At the nominal significance level of 0.05 (0.01), we found the size of the naïve (unstratified) analysis was 0.052 (0.011), which was as anticipated given the lack of confounding due to stratification in the sample. However, the size of the test that includes PCs as covariates in the logistic model was 0.093 (0.028); the size of the test using the analogous linear model was 0.12 (0.039). In contrast, testing after stratification using the EAS stratification score had a size of 0.056 (0.009). These results highlight the differences between stratification-based tests and direct adjustment, and also suggest that the stratification score approach to controlling confounding by population substructure deserves wider use when analyzing genetic association data.

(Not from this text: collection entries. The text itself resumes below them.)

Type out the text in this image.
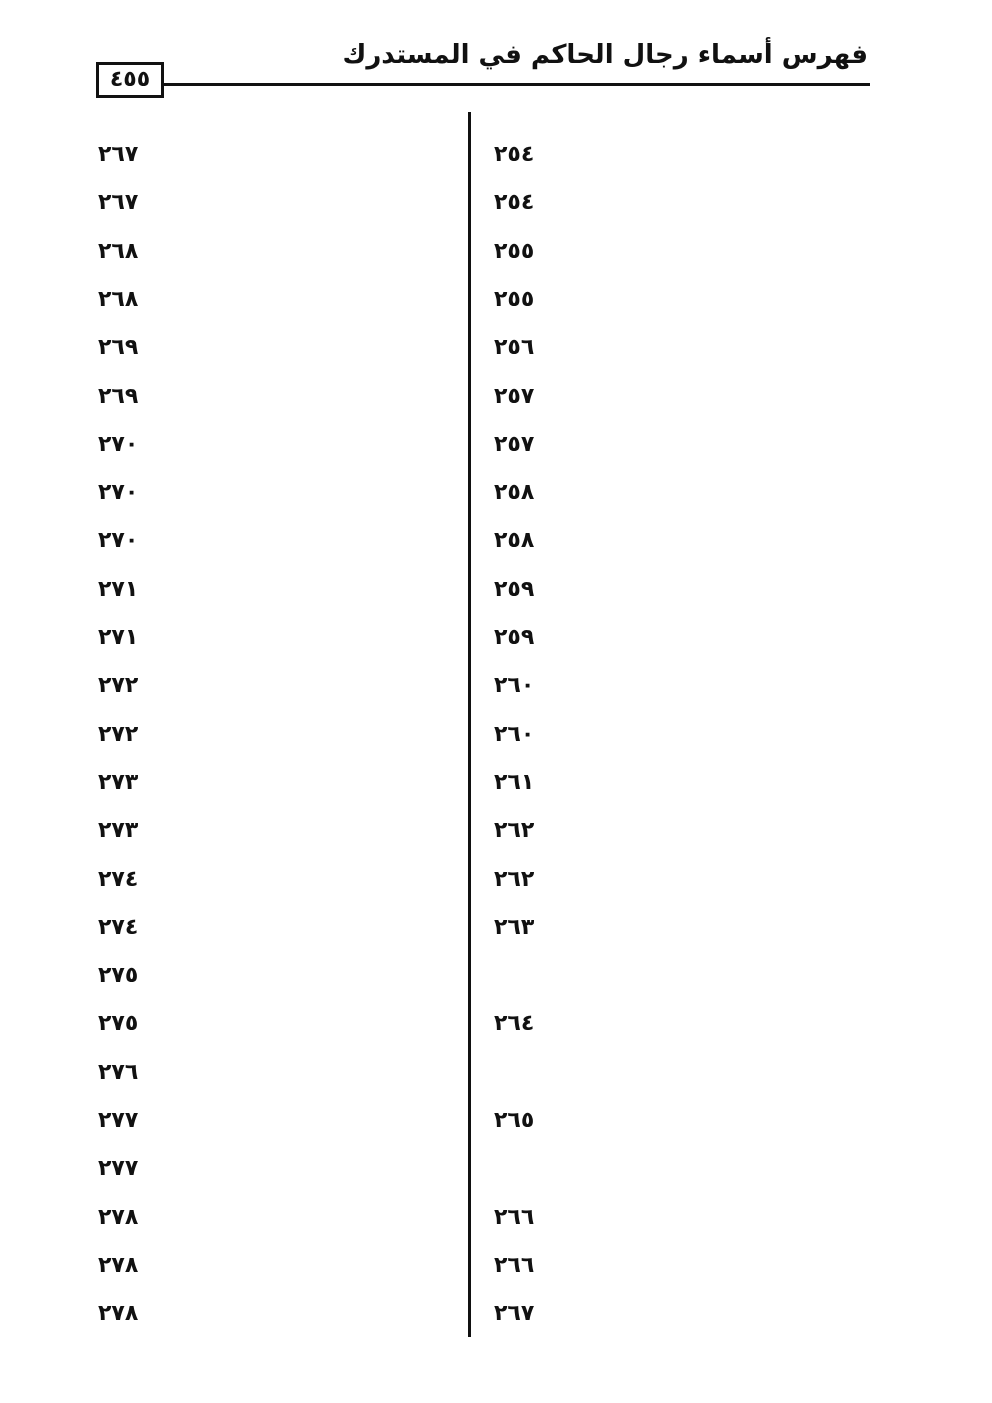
فهرس أسماء رجال الحاكم في المستدرك
٤٥٥
٢٥٤
٢٥٤
٢٥٥
٢٥٥
٢٥٦
٢٥٧
٢٥٧
٢٥٨
٢٥٨
٢٥٩
٢٥٩
٢٦٠
٢٦٠
٢٦١
٢٦٢
٢٦٢
٢٦٣
٢٦٤
٢٦٥
٢٦٦
٢٦٦
٢٦٧
٢٦٧
٢٦٧
٢٦٨
٢٦٨
٢٦٩
٢٦٩
٢٧٠
٢٧٠
٢٧٠
٢٧١
٢٧١
٢٧٢
٢٧٢
٢٧٣
٢٧٣
٢٧٤
٢٧٤
٢٧٥
٢٧٥
٢٧٦
٢٧٧
٢٧٧
٢٧٨
٢٧٨
٢٧٨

In summary, post-stratification for control of confounding due to population stratification when testing for association is an attractive strategy. Two different scores have been proposed: the EAS stratification score and the GPS of ZRM. Both methods can easily make use of nongenetic covariates. Of the two scores, the EAS stratification score has several advantages over GPS when applied to case-control data: a natural binary outcome to model; the same stratification at each locus; easy permutation testing for multi-locus or genome-wide analyses. We are unaware of any advantages of the GPS when compared to the EAS stratification score. Finally, score-based methods may have advantages over direct adjustment for population stratification due to a more robust variance calculation.
This work was funded in part by NIH grant HG003618 (to M. P. E.) and R01 MH084680 (to A. S. A.). The findings and opinions expressed in this letter are those of the authors and do not necessarily reflect the official position of the CDC.